I Got Sober in the Pandemic. It Saved My Life.

and I thought it was a pretty good piece about someone recovering from too much alcohol and drugs, and depression.

Chonky Junkers

More in the series "What Google wanted me to learn about last night."   It was quite interesting, and this guy's channel is full of esoteric historical aircraft information, by the looks: 

Encouraging news





Wednesday, January 19, 2022

Back to the perennial favourite - the Death of God

Hey, I quite liked this essay at Aeon:  How to Pray to a dead God.  

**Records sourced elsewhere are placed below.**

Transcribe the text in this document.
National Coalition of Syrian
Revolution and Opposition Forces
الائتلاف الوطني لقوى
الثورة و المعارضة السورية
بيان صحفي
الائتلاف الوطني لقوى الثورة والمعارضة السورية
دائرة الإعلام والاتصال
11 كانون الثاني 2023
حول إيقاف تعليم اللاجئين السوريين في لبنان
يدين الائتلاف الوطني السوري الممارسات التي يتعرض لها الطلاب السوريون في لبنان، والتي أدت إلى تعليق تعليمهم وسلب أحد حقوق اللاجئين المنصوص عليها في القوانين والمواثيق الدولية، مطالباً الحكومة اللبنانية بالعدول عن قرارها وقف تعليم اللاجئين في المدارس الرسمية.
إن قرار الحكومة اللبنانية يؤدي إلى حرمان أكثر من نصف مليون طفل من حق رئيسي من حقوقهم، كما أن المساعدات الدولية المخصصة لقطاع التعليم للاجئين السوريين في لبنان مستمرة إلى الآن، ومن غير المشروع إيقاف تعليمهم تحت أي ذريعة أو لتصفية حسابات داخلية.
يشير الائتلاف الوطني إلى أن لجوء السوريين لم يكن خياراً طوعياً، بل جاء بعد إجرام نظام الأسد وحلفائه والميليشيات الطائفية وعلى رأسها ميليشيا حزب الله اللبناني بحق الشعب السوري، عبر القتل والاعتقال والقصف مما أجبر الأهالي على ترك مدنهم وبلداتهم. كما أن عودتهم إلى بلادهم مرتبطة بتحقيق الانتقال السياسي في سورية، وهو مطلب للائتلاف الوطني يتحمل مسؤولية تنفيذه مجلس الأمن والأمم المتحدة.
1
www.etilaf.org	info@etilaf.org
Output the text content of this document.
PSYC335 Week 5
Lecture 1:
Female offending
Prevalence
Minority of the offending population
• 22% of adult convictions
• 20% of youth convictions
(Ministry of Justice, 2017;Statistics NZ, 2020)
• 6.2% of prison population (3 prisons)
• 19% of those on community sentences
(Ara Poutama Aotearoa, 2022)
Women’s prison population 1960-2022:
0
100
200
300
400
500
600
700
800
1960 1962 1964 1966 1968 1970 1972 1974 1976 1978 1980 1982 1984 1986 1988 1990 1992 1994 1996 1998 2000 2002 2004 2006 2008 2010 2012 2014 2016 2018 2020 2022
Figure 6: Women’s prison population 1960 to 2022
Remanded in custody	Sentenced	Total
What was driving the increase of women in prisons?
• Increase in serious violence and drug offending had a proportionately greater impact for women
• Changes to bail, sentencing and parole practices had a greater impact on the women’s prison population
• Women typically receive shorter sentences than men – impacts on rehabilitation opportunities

There are a lot of familiar names in it, and some new-ish stuff I don't recall reading before.   This section, for example:

Challenges to uncomplicated faith – or uncomplicated lack of faith – have always been within religion. It is a dialectic at the heart of spiritual experience. Perhaps the greatest scandal of disenchantment is that the answer of how to pray to a dead God precedes God’s death. Within Christianity there is a tradition known as ‘apophatic theology’, often associated with Greek Orthodoxy. Apophatic theology emphasises that God – the divine, the sacred, the transcendent, the noumenal – can’t be expressed in language. God is not something – God is the very ground of being. Those who practised apophatic theology – 2nd-century Clement of Alexandria, 4th-century Gregory of Nyssa, and 6th-century Pseudo-Dionysius the Areopagite – promulgated a method that has come to be known as the via negativa. According to this approach, nothing positive can be said about God that is true, not even that He exists. ‘We do not know what God is,’ the 9th-century Irish theologian John Scotus Eriugena wrote. ‘God Himself does not know what He is because He is not anything. Literally God is not’ [my emphasis].

 How these apophatic theologians approached the transcendent in the centuries before Nietzsche’s infamous theocide was to understand that God is found not in descriptions, dogmas, creeds, theologies or anything else. Even belief in God tells us nothing about God, this abyss, this void, this being beyond all comprehension. Far from being simple atheists, the apophatic theologians had God at the forefront of their thoughts, in a place closer than their hearts even if unutterable. This is the answer of how to pray to a ‘dead God’: by understanding that neither the word ‘dead’ nor ‘God’ means anything at all.

 Well, that's one way to deal with a problem.  

[Update insert:  oddly, it reminds me of the opening lyrics of Birdhouse in Your Soul:

I'm your only friend
I'm not your only friend
But I'm a little glowing friend
But really I'm not actually your friend
But I am
 
I didn't realise they were summarising mystical/radical theology.]

I've always found the question of religion's response to the scientific changes in the understanding of the age of the planet, the size of the universe, and human nature, to be terribly interesting; and as I have written before, the older you get, the greater perspective you have on how it is not so long ago that these radical changes in understanding happened.   We're still living within the lifetime of people who were young when Einstein revolutionised physics and an understanding of the scale of the universe was found at the end of telescope.  It was only 50 or so years before that that evolution was being hotly debated as a new idea.   Is it any wonder this is still having repercussions on religions going back a couple of thousand years before these changes in understanding?

Yet, it seems to me that quite a lot of people never think of this perspective - that the (seemingly newly invigorated) war within the Churches between conservatives and liberals are connected to this problem that is actually pretty new and still being worked through.